A Record of Cuban Life
Photo feature by Elio Delgado Valdés
HAVANA TIMES — Our everyday consists of what we do on a daily basis, how we dress, what we eat, how we behave socially, what work we do as professionals and how we interact with the social, ethnic and cultural community we belong to. In the images below, I have tried to capture the way we are, what we do and how we live today, when the magic of photography, new technologies and social networks allows us to reach innumerable people, scattered across our global village.
It is for me a privilege to be able to share our customs, tastes, religions and outlook on life with other cultures. My hope as a photographer is to be able to leave behind a photographic record of contemporary Cuban society, a record that, next to the work of others, will one day constitute a visual memory available to future generations, who will have an image of what we were…and what we are.
Click on the thumbnails below to view all the photos in this gallery. On your PC or laptop, you can use the directional arrows on the keyboard to move within the gallery. On cell phones use the keys on the screen.

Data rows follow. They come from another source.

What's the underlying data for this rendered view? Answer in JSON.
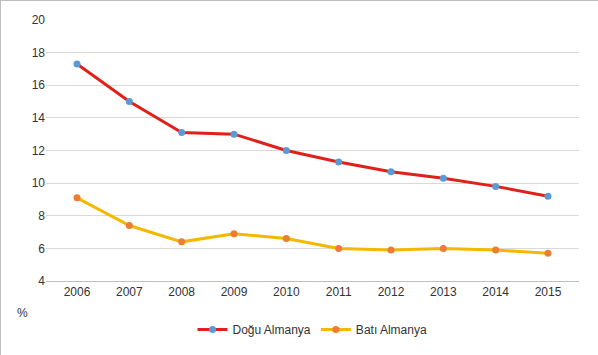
{
  "chart_data": {
    "type": "line",
    "categories": [
      "2006",
      "2007",
      "2008",
      "2009",
      "2010",
      "2011",
      "2012",
      "2013",
      "2014",
      "2015"
    ],
    "series": [
      {
        "name": "Doğu Almanya",
        "color": "#e0201b",
        "marker": "circle",
        "values": [
          17.3,
          15.0,
          13.1,
          13.0,
          12.0,
          11.3,
          10.7,
          10.3,
          9.8,
          9.2
        ]
      },
      {
        "name": "Batı Almanya",
        "color": "#f5b800",
        "marker": "circle",
        "values": [
          9.1,
          7.4,
          6.4,
          6.9,
          6.6,
          6.0,
          5.9,
          6.0,
          5.9,
          5.7
        ]
      }
    ],
    "ylabel": "%",
    "ylim": [
      4,
      20
    ],
    "yticks": [
      4,
      6,
      8,
      10,
      12,
      14,
      16,
      18,
      20
    ],
    "grid": true,
    "legend": "bottom"
  }
}
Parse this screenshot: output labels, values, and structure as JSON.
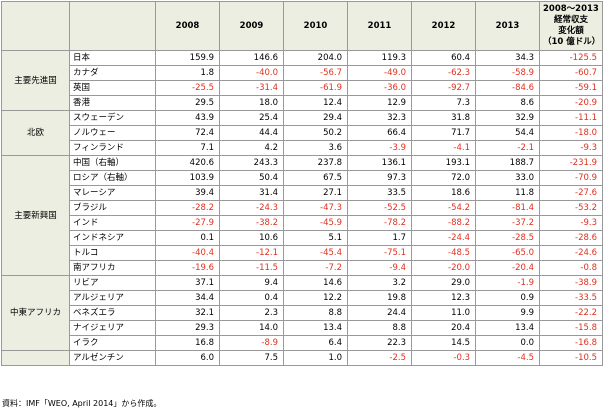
{
  "table": {
    "header": [
      "2008",
      "2009",
      "2010",
      "2011",
      "2012",
      "2013",
      "2008～2013 年\n経常収支\n変化額\n（10 億ドル）"
    ],
    "groups": [
      {
        "label": "主要先進国",
        "rows": [
          [
            "日本",
            "159.9",
            "146.6",
            "204.0",
            "119.3",
            "60.4",
            "34.3",
            "-125.5"
          ],
          [
            "カナダ",
            "1.8",
            "-40.0",
            "-56.7",
            "-49.0",
            "-62.3",
            "-58.9",
            "-60.7"
          ],
          [
            "英国",
            "-25.5",
            "-31.4",
            "-61.9",
            "-36.0",
            "-92.7",
            "-84.6",
            "-59.1"
          ],
          [
            "香港",
            "29.5",
            "18.0",
            "12.4",
            "12.9",
            "7.3",
            "8.6",
            "-20.9"
          ]
        ]
      },
      {
        "label": "北欧",
        "rows": [
          [
            "スウェーデン",
            "43.9",
            "25.4",
            "29.4",
            "32.3",
            "31.8",
            "32.9",
            "-11.1"
          ],
          [
            "ノルウェー",
            "72.4",
            "44.4",
            "50.2",
            "66.4",
            "71.7",
            "54.4",
            "-18.0"
          ],
          [
            "フィンランド",
            "7.1",
            "4.2",
            "3.6",
            "-3.9",
            "-4.1",
            "-2.1",
            "-9.3"
          ]
        ]
      },
      {
        "label": "主要新興国",
        "rows": [
          [
            "中国（右軸）",
            "420.6",
            "243.3",
            "237.8",
            "136.1",
            "193.1",
            "188.7",
            "-231.9"
          ],
          [
            "ロシア（右軸）",
            "103.9",
            "50.4",
            "67.5",
            "97.3",
            "72.0",
            "33.0",
            "-70.9"
          ],
          [
            "マレーシア",
            "39.4",
            "31.4",
            "27.1",
            "33.5",
            "18.6",
            "11.8",
            "-27.6"
          ],
          [
            "ブラジル",
            "-28.2",
            "-24.3",
            "-47.3",
            "-52.5",
            "-54.2",
            "-81.4",
            "-53.2"
          ],
          [
            "インド",
            "-27.9",
            "-38.2",
            "-45.9",
            "-78.2",
            "-88.2",
            "-37.2",
            "-9.3"
          ],
          [
            "インドネシア",
            "0.1",
            "10.6",
            "5.1",
            "1.7",
            "-24.4",
            "-28.5",
            "-28.6"
          ],
          [
            "トルコ",
            "-40.4",
            "-12.1",
            "-45.4",
            "-75.1",
            "-48.5",
            "-65.0",
            "-24.6"
          ],
          [
            "南アフリカ",
            "-19.6",
            "-11.5",
            "-7.2",
            "-9.4",
            "-20.0",
            "-20.4",
            "-0.8"
          ]
        ]
      },
      {
        "label": "中東アフリカ",
        "rows": [
          [
            "リビア",
            "37.1",
            "9.4",
            "14.6",
            "3.2",
            "29.0",
            "-1.9",
            "-38.9"
          ],
          [
            "アルジェリア",
            "34.4",
            "0.4",
            "12.2",
            "19.8",
            "12.3",
            "0.9",
            "-33.5"
          ],
          [
            "ベネズエラ",
            "32.1",
            "2.3",
            "8.8",
            "24.4",
            "11.0",
            "9.9",
            "-22.2"
          ],
          [
            "ナイジェリア",
            "29.3",
            "14.0",
            "13.4",
            "8.8",
            "20.4",
            "13.4",
            "-15.8"
          ],
          [
            "イラク",
            "16.8",
            "-8.9",
            "6.4",
            "22.3",
            "14.5",
            "0.0",
            "-16.8"
          ]
        ]
      },
      {
        "rows": [
          [
            "アルゼンチン",
            "6.0",
            "7.5",
            "1.0",
            "-2.5",
            "-0.3",
            "-4.5",
            "-10.5"
          ]
        ]
      }
    ]
  },
  "footnote": "資料：IMF「WEO, April 2014」から作成。"
}
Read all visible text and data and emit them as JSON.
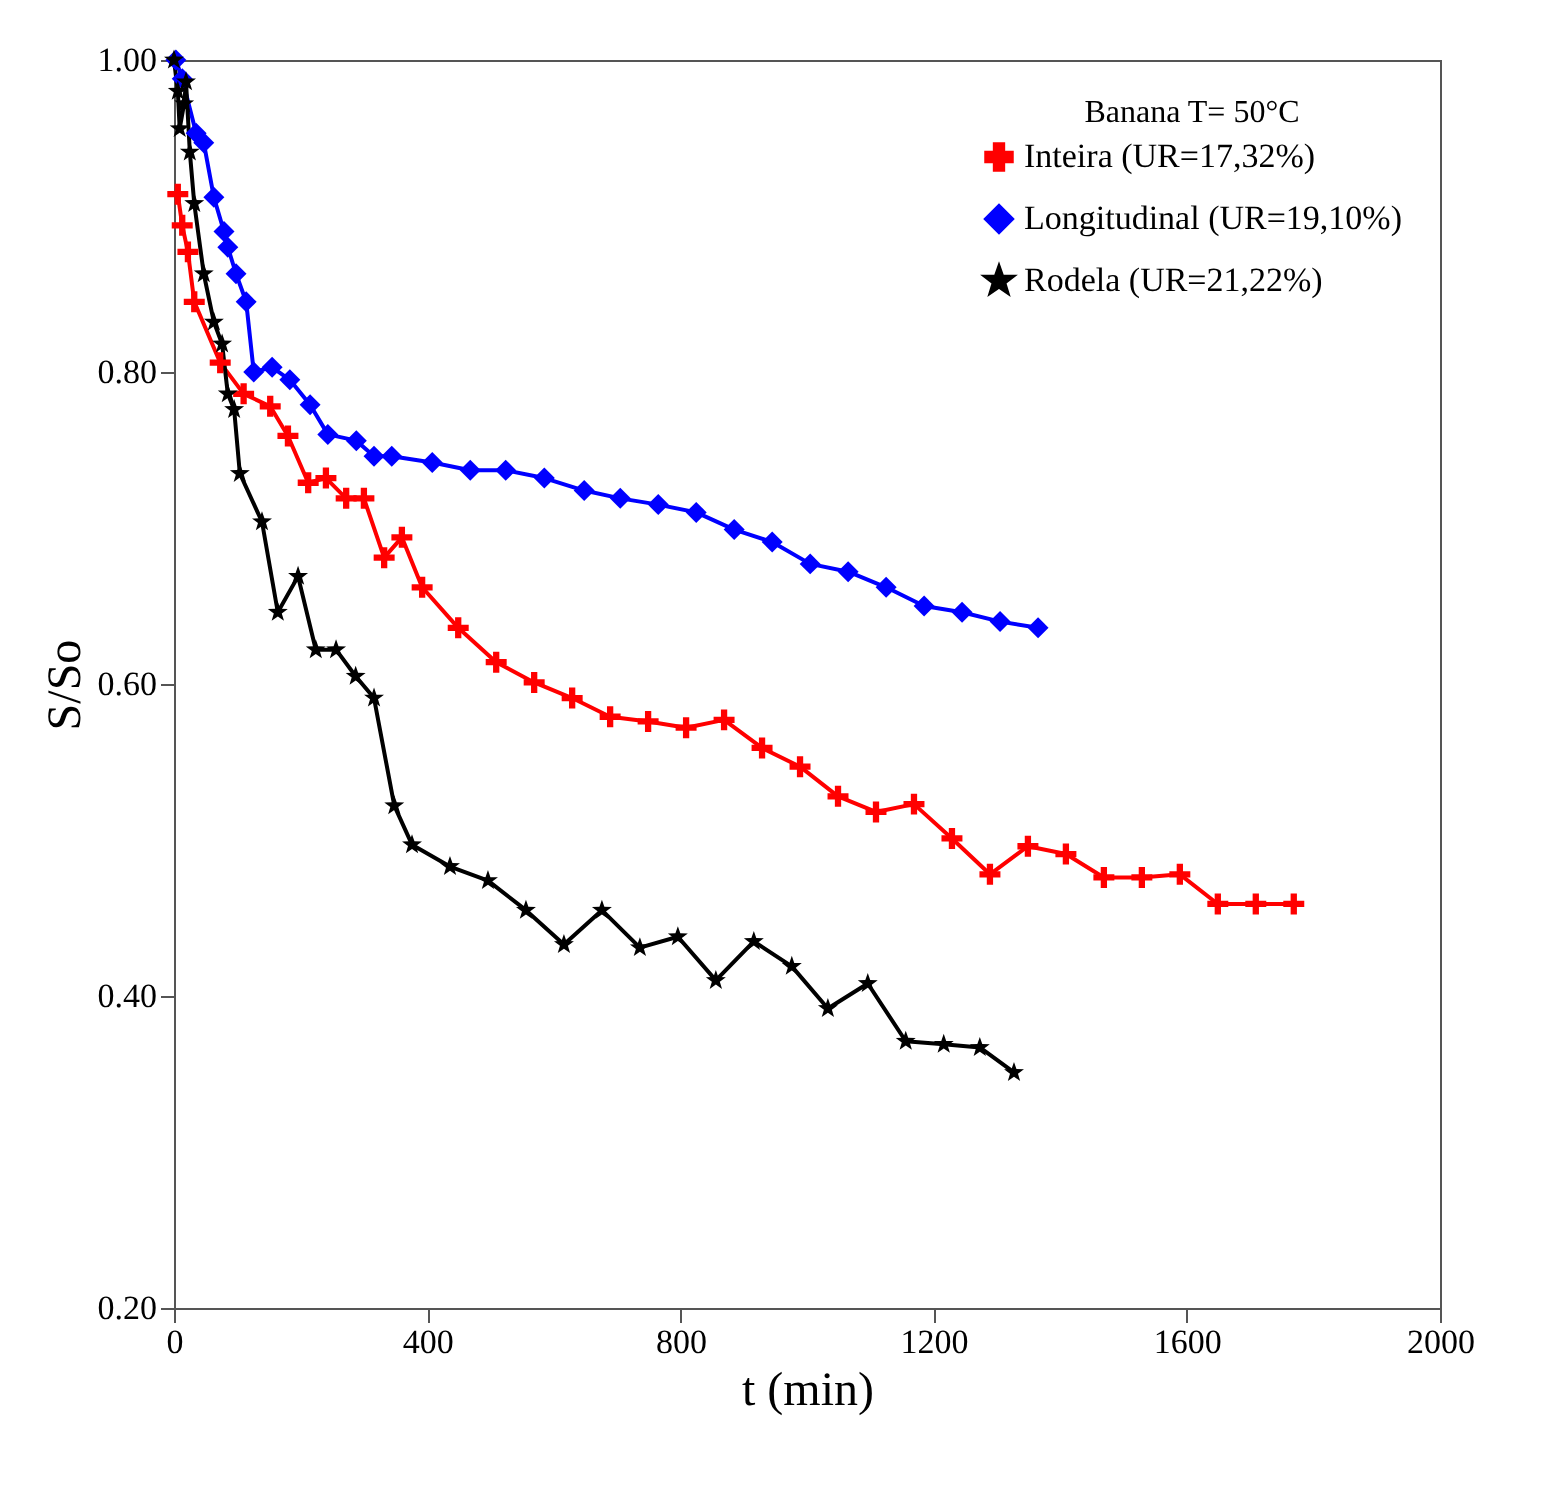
{
  "chart_data": {
    "type": "line",
    "xlabel": "t (min)",
    "ylabel": "S/So",
    "legend_title": "Banana T= 50°C",
    "legend": "top right",
    "xlim": [
      0,
      2000
    ],
    "xticks": [
      0,
      400,
      800,
      1200,
      1600,
      2000
    ],
    "ylim": [
      0.2,
      1.0
    ],
    "yticks": [
      {
        "value": 0.2,
        "label": "0.20"
      },
      {
        "value": 0.4,
        "label": "0.40"
      },
      {
        "value": 0.6,
        "label": "0.60"
      },
      {
        "value": 0.8,
        "label": "0.80"
      },
      {
        "value": 1.0,
        "label": "1.00"
      }
    ],
    "series": [
      {
        "name": "Inteira (UR=17,32%)",
        "color": "#ff0000",
        "marker": "cross",
        "x": [
          6,
          13,
          22,
          32,
          73,
          110,
          152,
          180,
          212,
          240,
          272,
          300,
          332,
          360,
          392,
          449,
          509,
          569,
          629,
          689,
          749,
          809,
          869,
          929,
          989,
          1049,
          1109,
          1169,
          1229,
          1289,
          1349,
          1409,
          1469,
          1529,
          1589,
          1649,
          1709,
          1769
        ],
        "values": [
          0.914,
          0.894,
          0.877,
          0.845,
          0.806,
          0.786,
          0.778,
          0.759,
          0.729,
          0.732,
          0.719,
          0.719,
          0.681,
          0.694,
          0.662,
          0.636,
          0.614,
          0.601,
          0.591,
          0.579,
          0.576,
          0.572,
          0.577,
          0.559,
          0.547,
          0.528,
          0.518,
          0.523,
          0.501,
          0.478,
          0.496,
          0.491,
          0.476,
          0.476,
          0.478,
          0.459,
          0.459,
          0.459
        ]
      },
      {
        "name": "Longitudinal (UR=19,10%)",
        "color": "#0000ff",
        "marker": "diamond",
        "x": [
          3,
          13,
          35,
          47,
          63,
          79,
          85,
          98,
          114,
          126,
          155,
          183,
          215,
          243,
          288,
          316,
          344,
          408,
          468,
          524,
          585,
          648,
          705,
          765,
          825,
          885,
          945,
          1005,
          1065,
          1125,
          1185,
          1245,
          1305,
          1365
        ],
        "values": [
          1.0,
          0.988,
          0.953,
          0.947,
          0.912,
          0.89,
          0.88,
          0.863,
          0.845,
          0.8,
          0.803,
          0.795,
          0.779,
          0.76,
          0.756,
          0.746,
          0.746,
          0.742,
          0.737,
          0.737,
          0.732,
          0.724,
          0.719,
          0.715,
          0.71,
          0.699,
          0.691,
          0.677,
          0.672,
          0.662,
          0.65,
          0.646,
          0.64,
          0.636
        ]
      },
      {
        "name": "Rodela (UR=21,22%)",
        "color": "#000000",
        "marker": "star",
        "x": [
          0,
          6,
          9,
          16,
          19,
          25,
          32,
          47,
          63,
          76,
          85,
          95,
          104,
          139,
          164,
          196,
          224,
          256,
          287,
          316,
          348,
          376,
          436,
          496,
          556,
          616,
          676,
          736,
          796,
          856,
          916,
          976,
          1033,
          1096,
          1156,
          1216,
          1273,
          1327
        ],
        "values": [
          1.0,
          0.98,
          0.956,
          0.972,
          0.986,
          0.941,
          0.908,
          0.863,
          0.832,
          0.818,
          0.786,
          0.776,
          0.735,
          0.704,
          0.646,
          0.669,
          0.622,
          0.622,
          0.605,
          0.591,
          0.522,
          0.497,
          0.483,
          0.474,
          0.455,
          0.433,
          0.455,
          0.431,
          0.438,
          0.41,
          0.435,
          0.419,
          0.392,
          0.408,
          0.371,
          0.369,
          0.367,
          0.351
        ]
      }
    ]
  }
}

One thought on “A Record of Cuban Life”
Recording contemporary Cuban life is a good idea providing that the photographs reflect life as experienced by the average Cuban. The crumbling infrastructure, disintegrating homes, the forty or fifty people waiting for bread at the Empresa with a nearby pensioner trying to extend his monthly pension of $8 by selling plastic bags for 1 peso, families of four on one bicycle, a few avocados, mangoes, tomatoes or pineapples displayed on the porch wall hopefully to sell to passers-by for a few pesos. A woman walking the streets with two or three sweeping brushes on her shoulder and crying out her wares for sale. Huge billboards displaying BIG Brother Fidel and little brother Raul smiling benignly at their subjects surviving on $20 per month. Other billboards extolling the virtues of “Ideas” but only those of the Communist Party of Cuba which purports to have a monopoly of good ideas. This is what future generations of Cubans should know, the reality of the effects of the Castro family regime upon everyday life. I hope that a photograph will be included of those sleeping on cardboard on the sidewalk of Cristo street in Old Havana when waiting overnight to sell the few beer cans, cardboard and other refuse suitable for recycling for a few pesos. A true photographic record of the actual results of the Castro family regime’s fifty five year long control of everything in the country is necessary to ensure that future generations have access ti the truth – a picture is worth a thousand words!
The Castro family regime itself will ensure that there is record of the investment by the rest of the world through UNESCO of the restoration of Old Havana, Trinidad and other UNESCO sites – and they will claim the credit. Hypocrisy is one of their assets.
Subject to recording the truth and reality, I encourage the project!